Chicken Tortilla Soup with Chipotle and Fire Roasted Tomato

I'm not normally a soup person (unless I'm at Splash Cafe eating their clam chowder in a bread bowl), but this soup is one that I will eat for many days without getting sick of it. Its name is a mouthful, but its flavor is incredible. My boyfriend made it for me once and it's definitely one of the top 5 things he's made for me. It's Rachael Ray's recipe from her 30-minute meal show, but, honestly, I don't think anyone can make her recipes in 30 minutes. It has a lot of ingredients, so be prepared to buy a little of many things and do a lot of dishes!

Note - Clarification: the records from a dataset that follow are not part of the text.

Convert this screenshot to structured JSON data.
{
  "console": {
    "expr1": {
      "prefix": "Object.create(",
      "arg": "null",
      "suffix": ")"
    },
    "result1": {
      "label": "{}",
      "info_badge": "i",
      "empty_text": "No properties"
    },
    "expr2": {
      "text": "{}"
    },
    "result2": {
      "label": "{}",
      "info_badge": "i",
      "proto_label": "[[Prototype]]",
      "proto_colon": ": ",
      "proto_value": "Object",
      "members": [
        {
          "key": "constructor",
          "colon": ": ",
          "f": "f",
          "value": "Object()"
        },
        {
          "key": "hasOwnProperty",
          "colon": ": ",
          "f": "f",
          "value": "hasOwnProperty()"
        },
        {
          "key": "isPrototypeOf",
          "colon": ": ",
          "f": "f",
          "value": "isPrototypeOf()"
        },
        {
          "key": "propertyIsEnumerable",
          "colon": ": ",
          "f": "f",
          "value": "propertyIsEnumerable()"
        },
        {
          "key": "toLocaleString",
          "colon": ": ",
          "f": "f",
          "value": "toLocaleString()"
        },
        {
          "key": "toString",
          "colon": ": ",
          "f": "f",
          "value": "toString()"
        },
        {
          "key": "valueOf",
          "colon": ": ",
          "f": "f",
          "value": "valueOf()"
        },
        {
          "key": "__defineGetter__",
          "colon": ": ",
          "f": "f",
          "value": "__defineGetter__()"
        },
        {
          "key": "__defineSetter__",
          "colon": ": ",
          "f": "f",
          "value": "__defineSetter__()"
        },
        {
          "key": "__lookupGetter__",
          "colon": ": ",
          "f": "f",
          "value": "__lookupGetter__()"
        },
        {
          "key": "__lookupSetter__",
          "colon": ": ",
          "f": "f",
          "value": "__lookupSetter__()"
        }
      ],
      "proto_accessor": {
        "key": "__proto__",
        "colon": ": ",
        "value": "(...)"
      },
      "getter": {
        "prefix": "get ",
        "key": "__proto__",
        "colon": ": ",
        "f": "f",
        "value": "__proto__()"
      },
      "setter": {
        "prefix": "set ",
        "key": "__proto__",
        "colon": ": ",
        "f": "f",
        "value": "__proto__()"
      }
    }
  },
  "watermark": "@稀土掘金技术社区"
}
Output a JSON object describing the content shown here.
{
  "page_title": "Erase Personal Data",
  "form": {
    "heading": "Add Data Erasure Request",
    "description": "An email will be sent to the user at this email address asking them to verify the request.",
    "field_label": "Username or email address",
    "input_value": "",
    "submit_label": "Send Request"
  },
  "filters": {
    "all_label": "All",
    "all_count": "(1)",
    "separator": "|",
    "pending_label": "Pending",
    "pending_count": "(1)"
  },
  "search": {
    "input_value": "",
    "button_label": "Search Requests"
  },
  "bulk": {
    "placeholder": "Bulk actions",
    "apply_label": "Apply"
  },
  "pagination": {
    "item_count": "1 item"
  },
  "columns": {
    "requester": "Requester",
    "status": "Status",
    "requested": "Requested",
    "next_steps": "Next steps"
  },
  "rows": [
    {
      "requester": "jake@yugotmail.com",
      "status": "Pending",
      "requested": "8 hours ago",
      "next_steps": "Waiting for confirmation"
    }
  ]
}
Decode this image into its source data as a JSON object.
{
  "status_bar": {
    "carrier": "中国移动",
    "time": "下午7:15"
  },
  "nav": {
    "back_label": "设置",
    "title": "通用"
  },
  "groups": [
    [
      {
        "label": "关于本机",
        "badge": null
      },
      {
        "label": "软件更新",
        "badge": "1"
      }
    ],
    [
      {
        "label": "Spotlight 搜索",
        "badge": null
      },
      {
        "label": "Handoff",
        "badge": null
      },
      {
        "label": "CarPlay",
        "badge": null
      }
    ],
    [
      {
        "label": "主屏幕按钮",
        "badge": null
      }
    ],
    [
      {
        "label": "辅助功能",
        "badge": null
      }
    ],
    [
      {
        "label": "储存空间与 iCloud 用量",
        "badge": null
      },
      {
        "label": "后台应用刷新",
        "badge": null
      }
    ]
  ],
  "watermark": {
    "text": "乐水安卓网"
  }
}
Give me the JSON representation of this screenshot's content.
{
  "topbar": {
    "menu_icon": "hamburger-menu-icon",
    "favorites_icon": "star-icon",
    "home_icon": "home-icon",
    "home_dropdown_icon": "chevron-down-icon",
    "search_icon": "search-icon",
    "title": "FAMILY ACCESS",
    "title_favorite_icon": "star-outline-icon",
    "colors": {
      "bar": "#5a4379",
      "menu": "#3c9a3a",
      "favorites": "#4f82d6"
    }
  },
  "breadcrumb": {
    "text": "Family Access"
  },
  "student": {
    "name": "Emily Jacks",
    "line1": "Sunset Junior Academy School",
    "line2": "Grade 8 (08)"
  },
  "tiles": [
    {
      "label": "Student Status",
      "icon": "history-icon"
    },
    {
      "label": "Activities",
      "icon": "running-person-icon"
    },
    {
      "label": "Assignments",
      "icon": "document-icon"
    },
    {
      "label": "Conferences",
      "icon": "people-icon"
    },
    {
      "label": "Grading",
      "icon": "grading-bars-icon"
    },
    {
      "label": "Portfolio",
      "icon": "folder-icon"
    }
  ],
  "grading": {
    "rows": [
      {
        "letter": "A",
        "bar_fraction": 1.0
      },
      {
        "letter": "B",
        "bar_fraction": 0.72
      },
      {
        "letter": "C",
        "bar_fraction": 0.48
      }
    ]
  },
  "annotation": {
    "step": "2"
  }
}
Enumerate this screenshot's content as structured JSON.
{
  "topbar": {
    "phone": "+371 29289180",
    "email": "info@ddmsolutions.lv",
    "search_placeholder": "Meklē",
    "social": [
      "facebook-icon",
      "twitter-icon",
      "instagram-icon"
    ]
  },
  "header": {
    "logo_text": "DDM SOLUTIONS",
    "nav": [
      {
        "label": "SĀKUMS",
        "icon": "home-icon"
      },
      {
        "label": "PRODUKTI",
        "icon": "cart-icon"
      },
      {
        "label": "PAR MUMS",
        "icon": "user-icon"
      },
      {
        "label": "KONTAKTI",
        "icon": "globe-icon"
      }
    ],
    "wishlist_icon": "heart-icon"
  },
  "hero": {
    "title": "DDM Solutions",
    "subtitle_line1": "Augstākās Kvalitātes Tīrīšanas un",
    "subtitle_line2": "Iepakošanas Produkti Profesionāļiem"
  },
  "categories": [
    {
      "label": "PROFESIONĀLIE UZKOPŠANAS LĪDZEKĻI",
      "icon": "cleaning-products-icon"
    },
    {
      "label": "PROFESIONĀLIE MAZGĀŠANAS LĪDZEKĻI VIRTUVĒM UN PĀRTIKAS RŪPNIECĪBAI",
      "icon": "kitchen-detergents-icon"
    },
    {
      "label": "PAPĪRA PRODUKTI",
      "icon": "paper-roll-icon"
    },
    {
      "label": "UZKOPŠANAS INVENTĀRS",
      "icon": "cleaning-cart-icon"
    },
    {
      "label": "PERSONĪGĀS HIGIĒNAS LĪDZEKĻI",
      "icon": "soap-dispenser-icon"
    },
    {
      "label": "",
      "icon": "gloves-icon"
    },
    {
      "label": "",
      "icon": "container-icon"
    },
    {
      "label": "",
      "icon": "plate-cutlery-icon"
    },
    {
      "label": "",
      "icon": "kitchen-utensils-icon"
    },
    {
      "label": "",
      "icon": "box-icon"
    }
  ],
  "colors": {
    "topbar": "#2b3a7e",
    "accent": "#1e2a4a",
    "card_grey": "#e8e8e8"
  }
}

Here is the recipe. I wasn't able to capture the process because I was busy making the stuffed mushrooms in the post below while the soup was being made, but follow the directions to the T and you should be fine.















Ingredients

  • 3 cups chicken stock
  • 1 pound chicken tenders
  • bay leaf, fresh if available
  • 1 tablespoon extra-virgin olive oil, 1 turn of the pan
  • 4 slices thick, smoky center cut bacon, chopped
  • 1 onion, finely chopped
  • cloves garlic, chopped
  • 2 chipotles in adobo, chopped, plus 2 tablespoons sauce
  • 1 (28-ounce) can crushed fire roasted tomatoes
  • Salt
  • 4 cups lightly crushed corn tortilla chips
  • 2 cups shredded fresh smoked mozzarella or smoked sharp white Cheddar, 3/4 pound
  • 1 lime, cut into wedges
  • 1/2 red onion, chopped
  • Freshly chopped cilantro leaves, for garnish

Directions

Bring broth to a simmer and add chicken tenders, poach 6 to 7 minutes with a bay leaf.
While chicken poaches, heat extra-virgin olive oil in a medium soup pot or deep skillet over medium-high heat. Add bacon and cook until crisp then remove with slotted spoon. Drain off excess fat, leaving 2 to 3 tablespoons in the pan. Add onions and garlic to the skillet and cook 5 minutes then stir in chipotles and tomatoes.
Remove chicken from stock, dice and then add to soup. Pass stock through a strainer then add to the soup.
Place a pile of crushed tortilla chips in the bottom of each soup bowl. Cover liberally with smoked cheese then ladle the hot soup down over the top. Serve with lime, raw onions and cilantro at table to finish the soup.